崔青宴走过去,便见林间有一条用灰色石头铺成的路,树上的红光从深处散发出微光,看起来有些瘆人。
细细听来,空气中隐隐约约穿来一股细碎的铃铛声,就是从那里面传来的。
月光微弱,周围树叶瑟瑟作响紧抱一团,崔青宴并没有过多的犹豫,径直走了进去。
大概半柱香后,眼前景色清晰明亮起来,
一空旷的中间摆着一块堪比人高的白玉台,边缘放满了鲜花蔬果,还有颜色各异琳琳琅琅,周围的树枝上缀满了红色灯笼,每一个下面都挂有一颗花纹复杂的镂空黑铃铛。
奇怪的是,现下并没有风,铃铛却开始晃动起来。
四周灯笼红光萦绕,让人喘不过气来,崔青宴皱眉,感觉心烦气乱,抬头入眼的则是遮挡的密不透风的宽大树叶,更加让人心闷烦躁。
隐隐约约的,她似乎听到一股清脆的铃铛声在耳边炸开,几乎穿刺她的耳道,紧接着眼前一晃,周身全被无穷无尽的血天和血海覆盖,浓重的血腥味充斥鼻腔,眼看着血海涌起的巨浪将要压过来,她下意识的伸手遮挡,
幻觉——
崔青宴恍然,放下手臂,睁眼扫视着周围的一切,再正常不过,哪里有刚刚那铺天而来的血浪。
南疆之人精通蛊术,连她也差点着了此道,若她刚刚没有及时清醒,只怕下一步她便会闭气窒息而死。
摄魂阵!
看向中间那块洁白神圣的高台,才发觉有些古怪。
瞥见那些黑铃铛要再一次摇晃,她只好先离开。
十万大山到处可见的山峰和密林,山中新鲜的空气扑面而来,几只泛着荧光的虫子飞来飞去,让人脑子也轻盈许多。
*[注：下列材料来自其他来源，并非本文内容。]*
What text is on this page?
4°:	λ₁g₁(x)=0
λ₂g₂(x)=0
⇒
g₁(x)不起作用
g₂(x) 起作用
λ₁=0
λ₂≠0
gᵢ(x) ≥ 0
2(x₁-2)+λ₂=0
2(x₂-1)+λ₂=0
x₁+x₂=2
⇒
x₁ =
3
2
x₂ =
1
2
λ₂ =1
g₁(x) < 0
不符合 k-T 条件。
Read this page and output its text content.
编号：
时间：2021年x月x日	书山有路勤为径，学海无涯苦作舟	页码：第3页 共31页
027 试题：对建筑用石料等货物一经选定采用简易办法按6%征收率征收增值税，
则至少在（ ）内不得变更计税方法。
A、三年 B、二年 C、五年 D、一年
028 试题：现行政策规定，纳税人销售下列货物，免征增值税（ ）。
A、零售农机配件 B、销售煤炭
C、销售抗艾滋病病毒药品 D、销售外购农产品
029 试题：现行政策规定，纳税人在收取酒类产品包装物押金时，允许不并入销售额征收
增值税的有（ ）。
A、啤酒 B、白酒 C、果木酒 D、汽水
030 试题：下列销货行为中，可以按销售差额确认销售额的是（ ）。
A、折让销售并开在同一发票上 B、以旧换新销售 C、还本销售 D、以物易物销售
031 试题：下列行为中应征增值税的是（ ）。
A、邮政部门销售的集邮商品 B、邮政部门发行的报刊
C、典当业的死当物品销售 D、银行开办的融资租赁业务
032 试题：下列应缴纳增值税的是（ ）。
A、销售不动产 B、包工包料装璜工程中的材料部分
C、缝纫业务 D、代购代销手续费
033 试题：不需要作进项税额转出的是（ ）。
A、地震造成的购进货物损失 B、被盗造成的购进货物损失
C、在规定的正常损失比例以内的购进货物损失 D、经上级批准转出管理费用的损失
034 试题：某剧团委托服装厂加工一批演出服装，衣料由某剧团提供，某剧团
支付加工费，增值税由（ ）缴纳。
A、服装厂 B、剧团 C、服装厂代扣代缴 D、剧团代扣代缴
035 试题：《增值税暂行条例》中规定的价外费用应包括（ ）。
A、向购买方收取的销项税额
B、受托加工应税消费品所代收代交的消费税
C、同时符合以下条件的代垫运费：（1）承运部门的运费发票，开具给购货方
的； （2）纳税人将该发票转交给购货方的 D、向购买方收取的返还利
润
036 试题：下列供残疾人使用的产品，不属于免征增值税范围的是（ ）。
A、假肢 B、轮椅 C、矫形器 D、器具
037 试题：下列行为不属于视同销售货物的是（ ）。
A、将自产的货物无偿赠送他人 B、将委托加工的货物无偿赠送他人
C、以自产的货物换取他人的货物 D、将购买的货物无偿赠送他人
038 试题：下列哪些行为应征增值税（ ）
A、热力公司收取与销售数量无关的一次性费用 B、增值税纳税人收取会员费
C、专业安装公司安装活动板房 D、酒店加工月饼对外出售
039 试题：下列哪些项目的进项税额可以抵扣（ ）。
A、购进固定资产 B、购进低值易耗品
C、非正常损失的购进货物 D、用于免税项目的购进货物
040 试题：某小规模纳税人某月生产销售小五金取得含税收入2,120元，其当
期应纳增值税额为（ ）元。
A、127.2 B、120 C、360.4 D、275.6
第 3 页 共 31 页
远处的山岭曲折层叠,只能浅浅的看到一团交错的黑影,远远望不到尽头。
传言中暗阁藏有数不尽的金银财宝,更有绝世武功秘籍秋水一剑。如今,柳永已死,隐藏在暗处的各方势力开始有所动作,暗阁钥匙很明显有人故意送到柴闲眠手中,想必江湖中应该已经传开魔教拿到了地图,接下来,魔教便会成为所有人眼中肉。
想到这,崔青宴抬眼看向远方。
不出意外的话,柴闲眠应该已经到了天山地界。
*
天山脚下,大雨滂沱,柴闲眠浑身狼狈,脸上有不少泥泞,一点也没有之前少年郎的模样。
单手捂着胸口,那里穿来的痛意让他眼前一阵阵恍惚,
他没想到消息居然传的那么快。
不过才几日,就已经有人在天山脚下埋伏截杀他。
嘴角不禁扯出一抹冷笑,看来教内有叛徒,此人一定身居高位。
雨势越来越大,眼前的路陡然崎岖起来,柴闲眠刚刚受了那黑衣人一掌,心悸隐隐发作,眼前已然漆黑,脚下一软,整个人便跌在了地上,衣服脸上沾了不少泥。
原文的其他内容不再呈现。